4.7. Biomarkers and SUDEP
While seizures, bradyarrhythmia and apnea were considered temporal biomarkers in KO-SD cohorts, they did not persist in KO-KD cohorts. Biomarkers investigated herein may be part of a broader pathophysiology, including brainstem pathology or autonomic dysregulation that synergistically drives mortality through other parallel pathways despite modification of these biomarkers. For example, while bradycardia and heart rate are stabilized in KO mice, if an underlying autonomic dysfunction is not stabilized by KD, it could still precipitate atrioventricular blocks that result in cardiac asystole and death [84]. Thus, while KD-induced modulation of these biomarkers is therapeutically still valuable, their predictive power in the context of mortality and SUDEP needs further evaluation.
4.8. Limitations
This study has several limitations. Lack of concurrent EEG–ECG–respiration recordings constrains interpretation. Cardiac output, atrioventricular (AV) block and other measures of cardiac function that may contribute to cardiac death independent of bradyarrhythmias were not measured. Due to the invasive nature of the EEG-EMG recordings, continuous monitoring was not chosen; thus, the sampling strategy did not capture lifetime cumulative seizure burden or sleep deficiency. No subject experienced sudden death during a recording, so it is unclear whether bradyarrhythmia and apnea preceded terminal apnea. Within each cohort, there were 3–4 males and females; while sex differences were not observed, the study did not have sufficient power for statistical determination. While alignment of data with proximity to death provided insights, it remains unclear whether changes are indicative of terminal decline, cumulative disease burden, or true predictive biomarkers. Future studies will address these limitations.
5. Conclusions
Our findings provide novel preclinical support for KD as a candidate therapy to attenuate seizure frequency and burden, bradycardia, apnea, and hypoxemia in SUDEP. Sleep deficiency persists as a potential temporal biomarker of preclinical SUDEP; however, causality was not tested herein.
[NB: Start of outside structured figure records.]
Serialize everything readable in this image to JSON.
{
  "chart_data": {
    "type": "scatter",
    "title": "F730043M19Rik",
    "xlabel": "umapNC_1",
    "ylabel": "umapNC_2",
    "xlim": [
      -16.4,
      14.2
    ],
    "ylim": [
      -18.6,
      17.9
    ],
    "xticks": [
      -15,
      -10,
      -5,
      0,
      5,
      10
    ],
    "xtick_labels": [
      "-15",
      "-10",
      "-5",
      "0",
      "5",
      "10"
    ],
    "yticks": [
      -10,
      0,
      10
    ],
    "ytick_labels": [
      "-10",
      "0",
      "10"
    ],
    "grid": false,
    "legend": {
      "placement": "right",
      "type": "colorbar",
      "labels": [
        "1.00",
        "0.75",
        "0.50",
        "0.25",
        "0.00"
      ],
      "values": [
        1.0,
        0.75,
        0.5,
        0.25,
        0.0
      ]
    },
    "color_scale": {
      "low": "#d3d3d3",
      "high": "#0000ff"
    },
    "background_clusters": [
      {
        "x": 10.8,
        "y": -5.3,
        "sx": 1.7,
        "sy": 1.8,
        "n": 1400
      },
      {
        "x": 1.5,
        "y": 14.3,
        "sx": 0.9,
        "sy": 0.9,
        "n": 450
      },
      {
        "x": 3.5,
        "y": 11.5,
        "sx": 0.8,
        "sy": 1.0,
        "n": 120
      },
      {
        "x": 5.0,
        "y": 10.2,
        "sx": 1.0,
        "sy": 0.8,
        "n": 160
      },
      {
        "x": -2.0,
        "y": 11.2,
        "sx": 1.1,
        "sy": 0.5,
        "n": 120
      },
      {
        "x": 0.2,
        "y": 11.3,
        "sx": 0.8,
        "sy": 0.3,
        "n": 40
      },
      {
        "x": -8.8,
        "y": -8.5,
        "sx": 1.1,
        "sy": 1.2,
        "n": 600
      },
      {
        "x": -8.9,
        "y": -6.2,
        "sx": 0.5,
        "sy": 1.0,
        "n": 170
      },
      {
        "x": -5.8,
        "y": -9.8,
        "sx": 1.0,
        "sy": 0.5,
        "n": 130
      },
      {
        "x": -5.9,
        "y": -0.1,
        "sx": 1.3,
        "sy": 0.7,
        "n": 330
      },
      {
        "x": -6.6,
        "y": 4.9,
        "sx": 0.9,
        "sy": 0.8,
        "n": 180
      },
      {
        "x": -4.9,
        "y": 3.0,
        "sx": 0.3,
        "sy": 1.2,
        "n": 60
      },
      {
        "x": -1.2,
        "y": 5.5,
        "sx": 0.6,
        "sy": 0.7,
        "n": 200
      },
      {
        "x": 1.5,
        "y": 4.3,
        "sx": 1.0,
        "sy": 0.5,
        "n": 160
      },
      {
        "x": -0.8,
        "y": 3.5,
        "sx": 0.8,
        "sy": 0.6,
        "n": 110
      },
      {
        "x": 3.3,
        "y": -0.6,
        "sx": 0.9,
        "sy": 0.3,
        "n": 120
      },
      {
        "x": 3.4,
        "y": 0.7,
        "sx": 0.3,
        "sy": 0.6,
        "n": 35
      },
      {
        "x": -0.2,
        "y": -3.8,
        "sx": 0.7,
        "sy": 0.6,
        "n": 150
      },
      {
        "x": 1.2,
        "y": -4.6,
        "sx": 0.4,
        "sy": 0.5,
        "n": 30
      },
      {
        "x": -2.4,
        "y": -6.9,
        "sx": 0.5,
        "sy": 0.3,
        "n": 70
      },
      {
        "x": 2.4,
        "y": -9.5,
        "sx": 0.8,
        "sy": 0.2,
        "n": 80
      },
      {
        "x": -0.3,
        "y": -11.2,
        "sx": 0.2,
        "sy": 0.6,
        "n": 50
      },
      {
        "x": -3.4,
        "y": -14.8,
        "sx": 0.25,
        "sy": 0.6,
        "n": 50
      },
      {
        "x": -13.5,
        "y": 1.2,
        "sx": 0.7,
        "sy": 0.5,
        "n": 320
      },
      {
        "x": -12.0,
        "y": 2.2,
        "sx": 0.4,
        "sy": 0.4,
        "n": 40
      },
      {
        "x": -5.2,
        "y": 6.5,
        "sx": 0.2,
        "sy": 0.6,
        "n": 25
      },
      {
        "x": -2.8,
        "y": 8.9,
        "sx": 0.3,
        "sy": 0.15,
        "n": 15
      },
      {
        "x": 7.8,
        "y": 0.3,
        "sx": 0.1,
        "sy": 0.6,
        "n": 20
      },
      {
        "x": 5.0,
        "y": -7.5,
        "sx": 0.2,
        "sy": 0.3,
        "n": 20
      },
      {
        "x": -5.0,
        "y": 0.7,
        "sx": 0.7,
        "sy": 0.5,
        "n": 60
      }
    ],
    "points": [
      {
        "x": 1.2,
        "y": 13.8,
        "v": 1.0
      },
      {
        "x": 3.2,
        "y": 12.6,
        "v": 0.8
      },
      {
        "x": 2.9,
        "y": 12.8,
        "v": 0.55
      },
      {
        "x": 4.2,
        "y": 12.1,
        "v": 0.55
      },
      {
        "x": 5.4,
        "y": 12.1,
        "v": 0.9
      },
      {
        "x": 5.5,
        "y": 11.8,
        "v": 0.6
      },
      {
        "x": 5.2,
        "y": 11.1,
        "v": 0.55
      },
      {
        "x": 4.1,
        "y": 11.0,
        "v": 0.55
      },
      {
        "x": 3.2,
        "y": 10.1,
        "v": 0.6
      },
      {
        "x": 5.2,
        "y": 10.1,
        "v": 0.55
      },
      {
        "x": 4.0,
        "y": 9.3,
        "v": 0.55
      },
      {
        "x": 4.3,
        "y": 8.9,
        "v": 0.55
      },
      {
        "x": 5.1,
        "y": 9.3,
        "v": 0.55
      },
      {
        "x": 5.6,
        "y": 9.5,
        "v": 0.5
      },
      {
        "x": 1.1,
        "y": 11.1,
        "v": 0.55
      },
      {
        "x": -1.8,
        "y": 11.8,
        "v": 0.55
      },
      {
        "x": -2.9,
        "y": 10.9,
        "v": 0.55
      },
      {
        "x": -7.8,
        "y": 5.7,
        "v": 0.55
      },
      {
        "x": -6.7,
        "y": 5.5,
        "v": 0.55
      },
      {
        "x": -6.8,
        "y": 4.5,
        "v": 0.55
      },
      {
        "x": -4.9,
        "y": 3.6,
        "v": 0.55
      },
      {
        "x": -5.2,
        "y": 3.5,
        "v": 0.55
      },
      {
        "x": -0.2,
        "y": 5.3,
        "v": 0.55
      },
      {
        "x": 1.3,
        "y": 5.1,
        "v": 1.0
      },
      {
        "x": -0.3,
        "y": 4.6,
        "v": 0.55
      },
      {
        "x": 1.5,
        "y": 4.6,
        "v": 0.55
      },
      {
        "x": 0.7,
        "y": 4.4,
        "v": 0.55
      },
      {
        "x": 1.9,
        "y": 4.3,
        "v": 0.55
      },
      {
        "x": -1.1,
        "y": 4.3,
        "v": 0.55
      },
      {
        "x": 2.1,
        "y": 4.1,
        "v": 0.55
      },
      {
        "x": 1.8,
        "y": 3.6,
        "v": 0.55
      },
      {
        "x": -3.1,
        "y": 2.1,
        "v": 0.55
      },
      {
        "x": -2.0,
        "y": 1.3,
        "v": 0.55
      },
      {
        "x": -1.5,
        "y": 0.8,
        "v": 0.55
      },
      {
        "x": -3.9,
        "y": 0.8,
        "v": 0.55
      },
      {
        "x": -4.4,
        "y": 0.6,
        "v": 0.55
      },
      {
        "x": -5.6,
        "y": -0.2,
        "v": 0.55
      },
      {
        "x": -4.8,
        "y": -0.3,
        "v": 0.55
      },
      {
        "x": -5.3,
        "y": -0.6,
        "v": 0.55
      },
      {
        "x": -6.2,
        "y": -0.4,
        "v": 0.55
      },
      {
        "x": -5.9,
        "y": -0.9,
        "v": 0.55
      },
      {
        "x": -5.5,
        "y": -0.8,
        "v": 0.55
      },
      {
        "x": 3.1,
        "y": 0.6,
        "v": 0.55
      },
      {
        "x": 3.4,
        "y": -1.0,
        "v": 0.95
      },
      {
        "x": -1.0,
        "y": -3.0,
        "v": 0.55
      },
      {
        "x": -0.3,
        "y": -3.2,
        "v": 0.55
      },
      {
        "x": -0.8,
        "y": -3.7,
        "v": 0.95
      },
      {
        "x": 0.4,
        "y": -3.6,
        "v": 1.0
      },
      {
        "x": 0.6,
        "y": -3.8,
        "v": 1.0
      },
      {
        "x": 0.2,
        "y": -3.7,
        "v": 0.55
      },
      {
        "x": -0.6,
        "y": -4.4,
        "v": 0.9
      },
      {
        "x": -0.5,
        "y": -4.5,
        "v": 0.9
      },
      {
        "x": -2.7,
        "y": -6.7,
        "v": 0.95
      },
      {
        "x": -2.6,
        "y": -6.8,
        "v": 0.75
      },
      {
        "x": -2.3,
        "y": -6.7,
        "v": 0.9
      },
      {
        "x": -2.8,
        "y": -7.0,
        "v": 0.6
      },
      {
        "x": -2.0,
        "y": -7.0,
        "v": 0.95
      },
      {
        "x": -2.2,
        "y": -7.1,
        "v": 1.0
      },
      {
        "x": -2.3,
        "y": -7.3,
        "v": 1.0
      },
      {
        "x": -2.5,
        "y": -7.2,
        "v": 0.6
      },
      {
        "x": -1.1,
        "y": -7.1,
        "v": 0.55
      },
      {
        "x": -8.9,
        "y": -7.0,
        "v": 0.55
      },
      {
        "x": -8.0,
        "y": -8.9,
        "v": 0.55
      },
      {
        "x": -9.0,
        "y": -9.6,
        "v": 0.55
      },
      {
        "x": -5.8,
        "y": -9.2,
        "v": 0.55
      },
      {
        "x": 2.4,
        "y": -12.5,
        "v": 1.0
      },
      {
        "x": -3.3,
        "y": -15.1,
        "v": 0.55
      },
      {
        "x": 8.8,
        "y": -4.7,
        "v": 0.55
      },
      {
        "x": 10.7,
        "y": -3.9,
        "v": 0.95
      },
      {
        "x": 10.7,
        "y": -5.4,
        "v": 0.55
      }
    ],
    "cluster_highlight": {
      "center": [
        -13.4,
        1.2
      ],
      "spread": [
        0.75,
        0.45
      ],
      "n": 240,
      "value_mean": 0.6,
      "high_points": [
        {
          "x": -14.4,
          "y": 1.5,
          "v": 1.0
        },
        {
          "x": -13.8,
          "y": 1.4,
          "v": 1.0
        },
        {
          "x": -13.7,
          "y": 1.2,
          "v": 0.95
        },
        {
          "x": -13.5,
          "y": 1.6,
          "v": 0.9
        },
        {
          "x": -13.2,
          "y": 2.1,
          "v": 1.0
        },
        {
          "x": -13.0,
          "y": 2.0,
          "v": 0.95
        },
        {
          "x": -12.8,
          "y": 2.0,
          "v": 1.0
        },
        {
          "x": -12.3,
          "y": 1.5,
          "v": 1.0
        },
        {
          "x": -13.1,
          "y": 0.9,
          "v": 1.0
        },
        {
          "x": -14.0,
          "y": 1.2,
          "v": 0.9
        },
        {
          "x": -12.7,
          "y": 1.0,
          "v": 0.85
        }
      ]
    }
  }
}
Determining whether it contributes mechanistically to SUDEP is a critical need for future investigations. Speculating on the generalizability to PWE, these findings support the current notion that while seizure severity and frequency are critical risk factors, SUDEP is multifactorial. To better understand the impact on mortality with respect to patient heterogeneity, data herein strengthen the rationale for prospective clinical trials to include real-time monitoring of heart rate, apnea, blood oxygen saturation, and at-home sleep quality (vs. in-clinic sleep, which is often interrupted) with wearable devices in high-risk PWE.